= Gregorio Wu Pak Chiu =

Wu Pak Chiu (Chinese: 伍伯就 Pinyin: wǔ bó jiù; Yale Cantonese: ng5 ba3 jau6) (ca. 1913 - March 31, 1974), was a prominent Chinese tenor who sang in Europe under the name of Gregorio Wu Pak Chiu.

Wu Pak Chiu was born in Guangzhou, China, and graduated from the Shanghai Conservatory of Music in 1937 where he studied voice under Professor Lu Cha Zhi. During the Sino-Japanese War he earned fame for his singing of the anthem 'Defend China' by Ho An-Tung.

In December 1946, he left China and enrolled as a fourth year student at the Accademia di Santa Cecilia in Rome. He graduated in 1948 at the top of his class. During that period he also studied as a private student with Beniamino Gigli. In 1952 he sang in concert with Gigli and his daughter Rina Gigli at Sezze Romano. Gigli also attended Wu Pak Chiu's solo concert in Rome at the Sala Borromini on June 29, 1955.

Following his performance as the tenor soloist in Bartók's Cantata Profana at the Teatro Argentina in Rome in 1954, he was invited to sing in Italy, Spain, France, Germany, Portugal, Switzerland, and England both in concert halls and on radio and television, where he often included Chinese songs in his repertoire. He also played Chinese characters in several Italian movies.

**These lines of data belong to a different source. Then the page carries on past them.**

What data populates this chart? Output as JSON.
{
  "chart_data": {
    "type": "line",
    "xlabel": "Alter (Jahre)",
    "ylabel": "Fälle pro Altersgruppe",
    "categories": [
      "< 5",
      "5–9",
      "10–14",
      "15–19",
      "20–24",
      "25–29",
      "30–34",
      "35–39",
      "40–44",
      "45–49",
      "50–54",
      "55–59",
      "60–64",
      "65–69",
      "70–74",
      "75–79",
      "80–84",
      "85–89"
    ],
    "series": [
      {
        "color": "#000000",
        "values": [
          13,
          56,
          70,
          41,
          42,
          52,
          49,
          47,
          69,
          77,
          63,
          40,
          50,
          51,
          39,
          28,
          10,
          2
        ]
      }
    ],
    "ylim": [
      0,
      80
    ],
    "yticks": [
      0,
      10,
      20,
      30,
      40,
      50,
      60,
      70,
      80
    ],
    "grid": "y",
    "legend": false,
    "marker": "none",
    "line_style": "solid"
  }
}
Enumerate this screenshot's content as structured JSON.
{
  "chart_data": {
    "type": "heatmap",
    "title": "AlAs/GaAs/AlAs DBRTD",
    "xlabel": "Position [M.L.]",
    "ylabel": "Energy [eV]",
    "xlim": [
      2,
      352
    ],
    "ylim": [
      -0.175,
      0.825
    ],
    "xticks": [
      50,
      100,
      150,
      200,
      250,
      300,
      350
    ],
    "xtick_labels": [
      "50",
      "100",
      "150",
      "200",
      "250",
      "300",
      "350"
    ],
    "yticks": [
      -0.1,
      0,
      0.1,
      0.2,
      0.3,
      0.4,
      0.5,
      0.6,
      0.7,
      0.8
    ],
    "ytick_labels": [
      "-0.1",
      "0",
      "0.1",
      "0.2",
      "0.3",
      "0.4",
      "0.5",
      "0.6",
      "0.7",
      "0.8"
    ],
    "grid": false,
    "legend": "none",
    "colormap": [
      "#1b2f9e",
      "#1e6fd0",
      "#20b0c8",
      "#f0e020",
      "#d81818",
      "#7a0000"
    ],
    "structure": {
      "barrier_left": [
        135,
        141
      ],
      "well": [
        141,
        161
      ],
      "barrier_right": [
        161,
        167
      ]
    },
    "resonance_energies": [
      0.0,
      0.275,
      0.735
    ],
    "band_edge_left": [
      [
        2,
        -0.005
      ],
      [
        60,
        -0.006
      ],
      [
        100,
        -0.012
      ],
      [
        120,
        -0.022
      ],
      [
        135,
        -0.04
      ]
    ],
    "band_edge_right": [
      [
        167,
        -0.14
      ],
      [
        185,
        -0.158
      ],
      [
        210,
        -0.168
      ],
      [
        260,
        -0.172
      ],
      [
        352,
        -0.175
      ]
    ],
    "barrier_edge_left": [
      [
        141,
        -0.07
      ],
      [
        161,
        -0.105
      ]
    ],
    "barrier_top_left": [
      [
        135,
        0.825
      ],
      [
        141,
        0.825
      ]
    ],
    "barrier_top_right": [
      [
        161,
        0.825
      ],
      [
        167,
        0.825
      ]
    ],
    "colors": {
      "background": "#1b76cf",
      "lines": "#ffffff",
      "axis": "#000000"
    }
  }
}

In 1969, he returned to Hong Kong where he gave his final performance in a recital for the Lingnan University Alumni Association. Following his retirement from the concert stage, he taught vocal and choral singing at several secondary schools in the city and directed a production of Giacomo Puccini's Turandot. He died in Hong Kong.